The Growth and People Development Cluster is headed by Chito Salazar, whose forte is education. Their task is to undertake initiatives and pursue critical reforms to address our education crisis and promote life-long learning.

And fittingly, the Environment, Social and Governance Cluster, which will be headed by Alex Cabrera, the ESG leader of PwC Philippines, will keep us focused on the advocacy and social responsibility dimension of what we all do.

The highlight will be a major mid-year activity we plan to initiate — and that is to bring together the decision-makers in government, business leaders, the academe and NGOs, and other interest groups to connect and collaborate.

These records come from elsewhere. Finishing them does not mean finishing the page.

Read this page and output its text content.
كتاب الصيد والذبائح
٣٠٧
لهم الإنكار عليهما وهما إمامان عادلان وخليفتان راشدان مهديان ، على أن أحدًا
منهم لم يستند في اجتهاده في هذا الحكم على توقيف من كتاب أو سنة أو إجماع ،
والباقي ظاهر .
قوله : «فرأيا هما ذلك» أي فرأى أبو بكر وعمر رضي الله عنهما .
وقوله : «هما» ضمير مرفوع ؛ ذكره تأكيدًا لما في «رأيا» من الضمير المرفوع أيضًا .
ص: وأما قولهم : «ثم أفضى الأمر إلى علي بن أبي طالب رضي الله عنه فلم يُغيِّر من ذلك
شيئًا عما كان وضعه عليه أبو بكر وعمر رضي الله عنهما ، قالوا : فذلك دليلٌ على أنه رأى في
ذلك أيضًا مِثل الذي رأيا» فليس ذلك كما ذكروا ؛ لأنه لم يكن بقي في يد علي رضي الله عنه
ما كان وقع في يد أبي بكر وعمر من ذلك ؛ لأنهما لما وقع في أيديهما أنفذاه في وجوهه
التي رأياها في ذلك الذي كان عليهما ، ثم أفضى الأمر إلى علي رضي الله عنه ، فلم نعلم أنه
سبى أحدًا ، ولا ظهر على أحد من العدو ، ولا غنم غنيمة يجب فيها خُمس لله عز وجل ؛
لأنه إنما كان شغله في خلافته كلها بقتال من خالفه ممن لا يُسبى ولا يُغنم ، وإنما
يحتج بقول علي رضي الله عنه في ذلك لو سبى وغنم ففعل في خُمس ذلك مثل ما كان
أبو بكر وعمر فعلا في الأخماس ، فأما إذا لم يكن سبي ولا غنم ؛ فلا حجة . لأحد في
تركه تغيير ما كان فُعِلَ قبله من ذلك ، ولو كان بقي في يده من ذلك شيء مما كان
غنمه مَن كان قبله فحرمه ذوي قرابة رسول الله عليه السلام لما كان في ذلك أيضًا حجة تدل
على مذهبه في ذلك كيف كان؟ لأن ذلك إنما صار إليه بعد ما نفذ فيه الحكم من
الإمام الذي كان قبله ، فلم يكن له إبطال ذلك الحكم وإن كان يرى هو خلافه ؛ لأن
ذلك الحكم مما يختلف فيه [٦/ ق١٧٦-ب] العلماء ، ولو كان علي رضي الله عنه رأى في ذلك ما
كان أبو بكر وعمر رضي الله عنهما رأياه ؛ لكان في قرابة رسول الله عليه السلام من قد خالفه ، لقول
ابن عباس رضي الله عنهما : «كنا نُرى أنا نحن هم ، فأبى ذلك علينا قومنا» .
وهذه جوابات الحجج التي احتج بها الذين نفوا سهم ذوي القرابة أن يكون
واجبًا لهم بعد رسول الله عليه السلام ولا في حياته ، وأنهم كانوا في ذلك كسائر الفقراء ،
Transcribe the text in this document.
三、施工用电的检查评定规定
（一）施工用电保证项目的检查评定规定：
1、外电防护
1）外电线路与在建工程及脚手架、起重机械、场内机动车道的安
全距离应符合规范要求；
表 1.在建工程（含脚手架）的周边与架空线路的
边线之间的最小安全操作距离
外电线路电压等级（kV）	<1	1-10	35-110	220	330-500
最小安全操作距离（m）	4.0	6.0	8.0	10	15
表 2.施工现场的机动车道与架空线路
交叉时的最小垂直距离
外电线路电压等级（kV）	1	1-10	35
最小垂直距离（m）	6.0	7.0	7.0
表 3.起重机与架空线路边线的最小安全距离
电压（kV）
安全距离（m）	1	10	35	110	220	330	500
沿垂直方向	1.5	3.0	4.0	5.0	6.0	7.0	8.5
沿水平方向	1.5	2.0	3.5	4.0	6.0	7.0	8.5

In this whole-day event, we have high hopes that the multisectoral discussions will catalyze our common vision to contribute in national recovery and nation building. The output will be a blueprint for shared prosperity.

CLOSING
Friends, we are in for a busy, busy 2023. It may seem to be lofty goals that we set for ourselves but we have a lot of catching up to do, and we can do no less. What gives us confidence is knowing that we have one another’s backs and we have the valuable support and active participation of the MAP community and our partners in government and other business organizations, especially those who are with us today.

I will end by sharing a timely gem of wisdom from one of the world’s famous neuroscientists and an untiring advocate of global harmony and peace, Abhijit Naskar, who said and I quote:

“The holy trinity of tackling crisis is unity, faith and sacrifice. We must stay united as humans above all else, we must have faith in ourselves and in each other, and we must sacrifice our self-obsession.”

In other words, we should think not only in terms of what serves our own interests, but more importantly, in what will serve the greater good. Let us cross the bridge together. I look forward to an interesting and dynamic 2023 chapter with all of you.

This was lifted from the inaugural address delivered on Jan. 31 by the author as the 2023 president of the Management Association of the Philippines.

Dick Du Baladad is the founding partner and CEO of Du-Baladad and Associates.